Tuesday, January 14, 2014

Making the right types of choices

I think a key element in making an RPG fun is the sorts of choices that players get to make about their characters.  Having a choice system that is both simple and highly variable is excellent as players get both the joy of making characters quickly and doing so without high system mastery requirements and also the entertainment of having incredible variety so characters can all feel unique.  The obvious question:  How do you build such choices into an RPG?

The technique I champion is to give players choices where they are always picking from a list of ten or less things.  When players need to flip back and forth through huge tables or lists they get overwhelmed and almost universally feel like they must have missed something.  Usually that feeling is right.  What they really need is not a computer aid to sorting through interminable lists but rather a low number of options that are all decent.  Choosing a race and class in old school DnD definitely worked this way as there were six to ten of each and so they were all well differentiated and easy to hold in your mind while choosing.  Both DnD Next and Heroes By Trade do the same thing because in this case the classic model is a good one.

Feats on the other hand are a real problem in both old DnD editions and Next.  The list of them needs to be huge because they are so specific but that creates choice paralysis in new players.  Both in the old days and the new there are lots of trap feats that are utterly rubbish so careful perusal is required and system mastery is necessary to avoid just being bad.  When feats were first introduced I really liked the idea as a way of adding customization but now that I see where it leads I like it very little.  Any time an important aspect of a character comes down to "Here, read this book of stuff.  One of the things in the book is super broken but it isn't obvious which.  Have fun choosing!" it has failed.

Next manages to fall on the unfortunate side of feat design because it has too much choice and on the wrong side on class design because it has too little.  Each class is built with a singular option that makes the great majority of your decisions for the future for you so although you have a few different things you can do (which is great) you end up not getting to make decisions in the future which leads to a stifling of variety.  A good example of character design is more like the World of Darkness system where you consistently get a number of points to divide amongst a small set of choices.  All those small decisions multiply together to generate incredibly diversity but each stage is straightforward.  This means the new players can get started easily and without being lost and the optimizers have plenty to work with.  Of course the mechanics behind the WoD numbers are a mess but I admire their character sheets at the very least.

1 comment:

  1. I totally agree!

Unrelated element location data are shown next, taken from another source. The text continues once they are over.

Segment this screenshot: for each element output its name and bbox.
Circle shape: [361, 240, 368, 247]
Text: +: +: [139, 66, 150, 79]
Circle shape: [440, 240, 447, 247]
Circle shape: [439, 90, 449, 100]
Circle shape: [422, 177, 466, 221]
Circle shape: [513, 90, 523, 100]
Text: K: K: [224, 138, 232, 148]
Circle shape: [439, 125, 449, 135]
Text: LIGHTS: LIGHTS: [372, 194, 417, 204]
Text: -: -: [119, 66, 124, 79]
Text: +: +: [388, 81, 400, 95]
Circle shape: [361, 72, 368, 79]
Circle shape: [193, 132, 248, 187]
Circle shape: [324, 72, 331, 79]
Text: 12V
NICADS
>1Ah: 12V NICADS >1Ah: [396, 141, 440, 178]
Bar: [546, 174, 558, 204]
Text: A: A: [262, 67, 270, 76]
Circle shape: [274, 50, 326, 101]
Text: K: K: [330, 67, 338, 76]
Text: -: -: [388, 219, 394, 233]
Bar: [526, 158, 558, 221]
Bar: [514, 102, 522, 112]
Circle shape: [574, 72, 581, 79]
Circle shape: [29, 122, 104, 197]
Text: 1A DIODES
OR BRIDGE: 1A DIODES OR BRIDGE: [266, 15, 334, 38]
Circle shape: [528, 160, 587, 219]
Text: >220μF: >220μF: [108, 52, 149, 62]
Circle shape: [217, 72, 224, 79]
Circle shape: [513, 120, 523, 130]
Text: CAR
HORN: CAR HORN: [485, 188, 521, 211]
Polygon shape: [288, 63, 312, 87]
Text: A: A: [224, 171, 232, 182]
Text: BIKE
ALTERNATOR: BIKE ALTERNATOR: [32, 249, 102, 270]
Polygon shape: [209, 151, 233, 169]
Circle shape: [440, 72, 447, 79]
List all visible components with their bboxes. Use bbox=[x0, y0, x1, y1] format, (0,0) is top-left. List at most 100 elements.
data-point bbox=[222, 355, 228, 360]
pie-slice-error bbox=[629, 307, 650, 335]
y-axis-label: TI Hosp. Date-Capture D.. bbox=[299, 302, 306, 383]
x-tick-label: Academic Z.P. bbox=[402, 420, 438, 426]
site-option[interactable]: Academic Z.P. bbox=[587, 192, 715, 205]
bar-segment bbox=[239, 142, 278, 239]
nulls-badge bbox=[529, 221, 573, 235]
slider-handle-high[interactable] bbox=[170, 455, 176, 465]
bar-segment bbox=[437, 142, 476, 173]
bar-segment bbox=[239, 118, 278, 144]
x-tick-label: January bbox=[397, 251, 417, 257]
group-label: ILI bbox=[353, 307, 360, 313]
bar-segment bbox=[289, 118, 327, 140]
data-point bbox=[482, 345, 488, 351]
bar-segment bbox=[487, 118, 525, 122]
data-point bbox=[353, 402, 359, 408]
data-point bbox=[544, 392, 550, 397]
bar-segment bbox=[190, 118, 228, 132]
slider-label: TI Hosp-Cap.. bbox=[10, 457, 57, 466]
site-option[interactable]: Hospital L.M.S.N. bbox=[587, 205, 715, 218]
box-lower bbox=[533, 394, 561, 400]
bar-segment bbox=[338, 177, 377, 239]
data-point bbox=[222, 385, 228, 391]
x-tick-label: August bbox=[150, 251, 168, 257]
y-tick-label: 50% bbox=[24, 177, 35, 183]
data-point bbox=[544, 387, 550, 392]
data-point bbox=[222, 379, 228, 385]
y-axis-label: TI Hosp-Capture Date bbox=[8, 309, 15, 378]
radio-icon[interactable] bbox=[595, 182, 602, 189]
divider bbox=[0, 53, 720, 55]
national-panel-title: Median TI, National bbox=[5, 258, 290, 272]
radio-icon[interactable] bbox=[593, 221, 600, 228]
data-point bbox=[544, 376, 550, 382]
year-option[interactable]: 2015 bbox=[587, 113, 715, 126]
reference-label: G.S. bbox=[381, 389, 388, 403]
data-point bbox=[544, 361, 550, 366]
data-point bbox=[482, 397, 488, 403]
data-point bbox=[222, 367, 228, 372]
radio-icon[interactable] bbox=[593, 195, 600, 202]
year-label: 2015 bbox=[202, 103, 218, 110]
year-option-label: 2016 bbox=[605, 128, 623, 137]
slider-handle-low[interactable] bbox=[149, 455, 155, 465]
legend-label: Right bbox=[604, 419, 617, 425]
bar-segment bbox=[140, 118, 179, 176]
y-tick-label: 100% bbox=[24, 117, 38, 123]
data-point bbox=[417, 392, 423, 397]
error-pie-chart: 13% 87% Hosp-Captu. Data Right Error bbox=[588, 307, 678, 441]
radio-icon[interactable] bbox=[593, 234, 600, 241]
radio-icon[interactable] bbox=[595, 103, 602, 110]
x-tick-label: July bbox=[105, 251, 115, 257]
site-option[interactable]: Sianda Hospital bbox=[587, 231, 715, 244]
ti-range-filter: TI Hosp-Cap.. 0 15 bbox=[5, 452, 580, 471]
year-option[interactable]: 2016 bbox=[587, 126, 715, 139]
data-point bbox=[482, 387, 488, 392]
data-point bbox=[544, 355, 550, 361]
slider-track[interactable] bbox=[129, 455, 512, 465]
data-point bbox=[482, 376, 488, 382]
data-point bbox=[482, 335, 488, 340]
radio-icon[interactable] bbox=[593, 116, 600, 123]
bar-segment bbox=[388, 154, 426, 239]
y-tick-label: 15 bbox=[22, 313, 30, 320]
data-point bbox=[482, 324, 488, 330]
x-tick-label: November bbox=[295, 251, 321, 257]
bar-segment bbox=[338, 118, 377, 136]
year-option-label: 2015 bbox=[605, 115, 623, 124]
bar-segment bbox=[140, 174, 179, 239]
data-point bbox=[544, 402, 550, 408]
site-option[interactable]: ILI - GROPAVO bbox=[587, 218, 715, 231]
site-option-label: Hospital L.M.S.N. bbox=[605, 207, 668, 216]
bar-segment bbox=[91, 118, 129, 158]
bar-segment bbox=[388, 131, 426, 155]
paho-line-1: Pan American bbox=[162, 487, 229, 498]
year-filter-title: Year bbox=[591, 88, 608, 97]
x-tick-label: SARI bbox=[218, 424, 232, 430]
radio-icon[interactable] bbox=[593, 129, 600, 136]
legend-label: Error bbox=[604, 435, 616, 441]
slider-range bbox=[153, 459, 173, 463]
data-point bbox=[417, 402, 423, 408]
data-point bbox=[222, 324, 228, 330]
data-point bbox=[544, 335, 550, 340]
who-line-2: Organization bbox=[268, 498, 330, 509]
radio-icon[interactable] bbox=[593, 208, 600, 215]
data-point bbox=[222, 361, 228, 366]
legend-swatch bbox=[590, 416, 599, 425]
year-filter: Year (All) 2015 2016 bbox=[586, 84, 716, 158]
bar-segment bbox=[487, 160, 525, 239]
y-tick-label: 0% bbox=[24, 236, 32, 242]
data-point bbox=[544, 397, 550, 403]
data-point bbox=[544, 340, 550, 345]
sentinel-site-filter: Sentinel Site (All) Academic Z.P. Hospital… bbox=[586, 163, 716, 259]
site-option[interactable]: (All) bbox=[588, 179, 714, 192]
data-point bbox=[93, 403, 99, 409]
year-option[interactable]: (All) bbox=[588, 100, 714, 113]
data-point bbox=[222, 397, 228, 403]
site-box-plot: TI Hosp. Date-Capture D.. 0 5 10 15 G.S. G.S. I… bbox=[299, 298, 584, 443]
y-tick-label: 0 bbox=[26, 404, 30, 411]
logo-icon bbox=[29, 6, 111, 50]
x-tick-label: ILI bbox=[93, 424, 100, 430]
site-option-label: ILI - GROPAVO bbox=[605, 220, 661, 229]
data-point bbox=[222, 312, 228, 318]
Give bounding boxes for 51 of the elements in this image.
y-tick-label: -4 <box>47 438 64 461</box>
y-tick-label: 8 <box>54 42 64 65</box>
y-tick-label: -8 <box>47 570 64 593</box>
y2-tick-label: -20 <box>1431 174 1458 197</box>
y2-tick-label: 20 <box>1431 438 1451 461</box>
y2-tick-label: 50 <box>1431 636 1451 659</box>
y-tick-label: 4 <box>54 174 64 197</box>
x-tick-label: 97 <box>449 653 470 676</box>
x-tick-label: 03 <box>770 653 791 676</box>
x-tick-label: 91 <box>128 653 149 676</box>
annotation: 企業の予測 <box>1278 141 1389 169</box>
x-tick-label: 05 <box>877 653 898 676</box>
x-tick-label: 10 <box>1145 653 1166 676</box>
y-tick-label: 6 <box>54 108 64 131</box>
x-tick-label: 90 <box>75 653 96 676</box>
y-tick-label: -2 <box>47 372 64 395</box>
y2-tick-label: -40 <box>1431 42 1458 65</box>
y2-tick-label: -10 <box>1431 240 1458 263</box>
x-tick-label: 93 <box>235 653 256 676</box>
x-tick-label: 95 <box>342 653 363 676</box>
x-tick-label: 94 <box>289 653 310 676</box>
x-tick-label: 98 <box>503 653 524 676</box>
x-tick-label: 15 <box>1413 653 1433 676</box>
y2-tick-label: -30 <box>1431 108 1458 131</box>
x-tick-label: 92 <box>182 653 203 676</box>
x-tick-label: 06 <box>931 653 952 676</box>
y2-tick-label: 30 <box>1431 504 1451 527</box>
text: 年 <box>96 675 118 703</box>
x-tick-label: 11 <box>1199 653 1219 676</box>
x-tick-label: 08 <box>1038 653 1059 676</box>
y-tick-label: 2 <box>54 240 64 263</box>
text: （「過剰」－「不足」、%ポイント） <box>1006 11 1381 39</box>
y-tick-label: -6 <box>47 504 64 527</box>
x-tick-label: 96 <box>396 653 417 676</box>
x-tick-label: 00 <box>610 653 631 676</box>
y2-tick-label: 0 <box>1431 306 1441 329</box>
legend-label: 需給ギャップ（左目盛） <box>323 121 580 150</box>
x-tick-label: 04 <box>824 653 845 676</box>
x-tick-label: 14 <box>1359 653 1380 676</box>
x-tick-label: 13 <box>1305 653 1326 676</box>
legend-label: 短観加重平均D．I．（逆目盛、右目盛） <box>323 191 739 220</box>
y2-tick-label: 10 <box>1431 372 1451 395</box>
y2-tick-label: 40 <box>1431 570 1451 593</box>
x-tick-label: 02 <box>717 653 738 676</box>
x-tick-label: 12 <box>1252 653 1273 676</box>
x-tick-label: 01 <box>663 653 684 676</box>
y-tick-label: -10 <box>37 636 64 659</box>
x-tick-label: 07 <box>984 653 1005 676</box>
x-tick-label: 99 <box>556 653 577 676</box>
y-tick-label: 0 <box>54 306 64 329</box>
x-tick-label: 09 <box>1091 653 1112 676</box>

I believe choice and consequence are the prime mover of any game. This is more made true in a complex player-centered and driven game like RPGs. I tried making my own RPG once, using a maker-engine I bought online, and it was the part I had the most difficulty in organizing and executing. Most especially the one with class/job selection and development. Well I guess there's where good conceptualization comes in, right? Anyway, this was an insightful post. All the best!